WASHINGTON - Three years ago, as mid-term congressional elections approached in the United States, John McCain blamed home invasions and murders in the American southwest on illegal immigrants, urging federal officials to build "the danged fence" to keep them out.
Apparently nervous about a primary challenge from an anti-immigration Tea Party candidate eyeing his job, McCain's sudden hard line represented a dramatic turnaround from the Arizona senator's record in Congress, where he championed unsuccessful immigration reform bills in 2007.
What a difference a presidential election makes — one in which the overwhelming majority of Hispanics, the country's fastest growing voting bloc, cast their ballots for Barack Obama, despite the president's own inaction on immigration reform.
McCain is now serving as one of the Republicans' most vocal proponents for a sweeping immigration overhaul. He was one of the key architects of a bipartisan deal reached in the U.S. Senate this week that calls for a path to citizenship for millions of the country's illegal immigrants.
As Obama prepared Tuesday to unveil details of the White House's immigration reform proposals in Nevada, McCain was front and centre on the morning talk-show circuit, emphasizing the urgent need to address the issue.

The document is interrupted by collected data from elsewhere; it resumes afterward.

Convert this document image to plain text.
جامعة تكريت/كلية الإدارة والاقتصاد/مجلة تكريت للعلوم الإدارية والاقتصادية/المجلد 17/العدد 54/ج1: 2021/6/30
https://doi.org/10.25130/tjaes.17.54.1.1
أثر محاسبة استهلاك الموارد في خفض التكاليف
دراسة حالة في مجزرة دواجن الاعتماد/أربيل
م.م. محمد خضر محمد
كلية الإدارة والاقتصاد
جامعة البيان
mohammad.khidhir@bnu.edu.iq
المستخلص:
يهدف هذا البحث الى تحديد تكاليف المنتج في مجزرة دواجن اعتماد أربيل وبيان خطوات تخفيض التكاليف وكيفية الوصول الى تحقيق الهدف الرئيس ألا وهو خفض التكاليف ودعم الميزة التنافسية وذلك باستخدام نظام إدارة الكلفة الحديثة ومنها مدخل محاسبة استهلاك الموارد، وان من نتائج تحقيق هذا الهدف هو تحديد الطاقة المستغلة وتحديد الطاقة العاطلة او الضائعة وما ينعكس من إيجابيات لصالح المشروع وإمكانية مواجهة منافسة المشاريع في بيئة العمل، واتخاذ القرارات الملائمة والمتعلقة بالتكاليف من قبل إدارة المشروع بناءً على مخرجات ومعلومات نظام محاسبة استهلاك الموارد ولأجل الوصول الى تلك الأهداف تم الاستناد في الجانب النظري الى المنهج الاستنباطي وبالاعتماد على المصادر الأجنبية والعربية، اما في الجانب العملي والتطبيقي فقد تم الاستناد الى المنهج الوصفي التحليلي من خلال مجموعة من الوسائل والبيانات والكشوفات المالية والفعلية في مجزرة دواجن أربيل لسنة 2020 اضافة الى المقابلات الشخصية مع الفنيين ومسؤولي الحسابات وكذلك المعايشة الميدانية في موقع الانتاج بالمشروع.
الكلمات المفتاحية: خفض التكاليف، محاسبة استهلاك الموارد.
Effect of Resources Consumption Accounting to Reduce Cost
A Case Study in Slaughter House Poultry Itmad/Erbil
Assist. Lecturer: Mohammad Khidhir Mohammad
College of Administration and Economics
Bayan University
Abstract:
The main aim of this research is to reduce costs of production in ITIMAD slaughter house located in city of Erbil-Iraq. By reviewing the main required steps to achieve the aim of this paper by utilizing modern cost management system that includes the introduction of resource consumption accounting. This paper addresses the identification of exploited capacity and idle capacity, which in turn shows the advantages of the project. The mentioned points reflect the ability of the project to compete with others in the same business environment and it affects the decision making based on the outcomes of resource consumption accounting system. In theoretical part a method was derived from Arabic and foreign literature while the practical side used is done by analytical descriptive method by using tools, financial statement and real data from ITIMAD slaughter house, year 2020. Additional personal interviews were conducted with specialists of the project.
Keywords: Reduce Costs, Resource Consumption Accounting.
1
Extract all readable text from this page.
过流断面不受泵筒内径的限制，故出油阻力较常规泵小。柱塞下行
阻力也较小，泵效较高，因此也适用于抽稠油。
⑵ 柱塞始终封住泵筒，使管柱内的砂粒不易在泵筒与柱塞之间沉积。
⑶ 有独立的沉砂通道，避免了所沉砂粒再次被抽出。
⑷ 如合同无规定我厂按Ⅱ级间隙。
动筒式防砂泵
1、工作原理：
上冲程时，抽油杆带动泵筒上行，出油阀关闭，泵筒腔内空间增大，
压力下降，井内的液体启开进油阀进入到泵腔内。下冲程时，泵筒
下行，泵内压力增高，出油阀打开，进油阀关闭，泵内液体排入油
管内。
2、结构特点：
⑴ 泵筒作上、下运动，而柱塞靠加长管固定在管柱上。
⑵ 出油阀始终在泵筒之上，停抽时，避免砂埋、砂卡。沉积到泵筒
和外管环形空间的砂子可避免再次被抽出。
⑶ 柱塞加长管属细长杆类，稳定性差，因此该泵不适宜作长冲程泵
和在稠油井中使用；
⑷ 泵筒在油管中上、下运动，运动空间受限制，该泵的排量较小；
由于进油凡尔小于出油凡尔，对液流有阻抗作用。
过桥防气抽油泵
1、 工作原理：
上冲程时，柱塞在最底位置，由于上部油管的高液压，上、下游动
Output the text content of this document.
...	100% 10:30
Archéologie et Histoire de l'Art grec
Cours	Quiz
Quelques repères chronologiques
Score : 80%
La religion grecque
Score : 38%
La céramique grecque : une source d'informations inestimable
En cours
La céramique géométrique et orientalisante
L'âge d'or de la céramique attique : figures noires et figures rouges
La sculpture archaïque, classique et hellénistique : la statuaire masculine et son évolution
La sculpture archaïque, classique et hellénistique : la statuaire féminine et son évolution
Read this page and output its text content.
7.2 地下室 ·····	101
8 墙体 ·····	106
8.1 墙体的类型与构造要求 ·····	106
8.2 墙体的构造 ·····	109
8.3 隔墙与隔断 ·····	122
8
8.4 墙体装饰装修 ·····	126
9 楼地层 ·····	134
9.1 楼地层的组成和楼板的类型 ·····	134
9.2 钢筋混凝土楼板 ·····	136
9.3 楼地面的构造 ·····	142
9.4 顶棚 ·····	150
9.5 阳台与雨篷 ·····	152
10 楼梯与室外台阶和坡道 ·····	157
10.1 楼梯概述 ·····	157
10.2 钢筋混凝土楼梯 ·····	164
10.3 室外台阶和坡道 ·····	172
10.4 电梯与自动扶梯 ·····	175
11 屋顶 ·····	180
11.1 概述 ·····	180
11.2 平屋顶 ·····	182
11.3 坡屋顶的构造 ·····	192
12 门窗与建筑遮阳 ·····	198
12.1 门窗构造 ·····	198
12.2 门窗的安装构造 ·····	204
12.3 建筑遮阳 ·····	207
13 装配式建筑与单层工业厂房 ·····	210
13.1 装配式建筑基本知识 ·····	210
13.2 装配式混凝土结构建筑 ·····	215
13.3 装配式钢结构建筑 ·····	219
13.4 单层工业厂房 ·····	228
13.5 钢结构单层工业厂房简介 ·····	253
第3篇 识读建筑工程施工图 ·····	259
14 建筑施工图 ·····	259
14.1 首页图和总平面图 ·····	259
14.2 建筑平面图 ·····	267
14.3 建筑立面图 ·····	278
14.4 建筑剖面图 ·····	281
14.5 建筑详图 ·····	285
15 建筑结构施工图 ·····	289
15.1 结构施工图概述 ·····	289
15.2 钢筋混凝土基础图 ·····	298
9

"We cannot have, forever, 11 million people living in the shadows in this country," said the former Republican presidential candidate.
This time around, however, McCain seems as motivated by politics as he is by compassion, reminding his fellow Republicans repeatedly that they face political extinction if they don't get on board.
"When a Democratic candidate gets 71 per cent of the vote, you can do the math and see the (party's) descent towards irrelevancy or failure to win an election," McCain said on MSNBC.
Earlier this week, he went further.
"If we continue to polarize the Latino slash Hispanic vote ... our chances for being in the majority are minimal," he told CNN.
"Many of us believe that they are a natural constituency of ours; small business, less regulation, big service in the military, pro-life, all of those reasons. But this issue of illegal immigration has obviously been a major driving factor in the decision-making of the Hispanic voter."
The proposed Senate deal — reportedly pushed forward with haste by Republican senators, who wanted to beat Obama to the punch — includes strong border security measures that would kick in immediately if signed into law.
That doesn't necessarily include a proposed fence along the U.S.-Mexico border, something McCain opposed in 2007 before he called for its completion in a 2010 campaign ad.
The longtime senator has suggested the prerequisite border security measures in the deal are aimed at winning over the more conservative lawmakers in the U.S. House of Representatives.
"We will and already are reaching across the capital," McCain said. "I think Republicans realize the realities of the 21st century."
He also shot down talk that Obama's immigration reform proposals will include same-sex, bi-national couples — a measure that will clearly not be warmly embraced by conservatives in the House.
"That to me is a red flag that frankly we will address in time," McCain said.
Not surprisingly, Obama's proposals are reportedly more liberal than those in the Senate deal, calling for a quicker path to citizenship for illegal immigrants.
The president was said to have been "delighted" that the Senate reached a deal, and planned to praise lawmakers in Nevada on Tuesday, but there is daylight between his proposals and theirs.
For example, the Senate proposal wouldn't allow illegal immigrants to seek full citizenship until border security has been beefed up and a new system has been implemented to keep tabs on the employment status of migrant workers.
Obama won't endorse those proposals, a White House official told the Washington Post, due to concerns they could result in illegal immigrants waiting years for citizenship.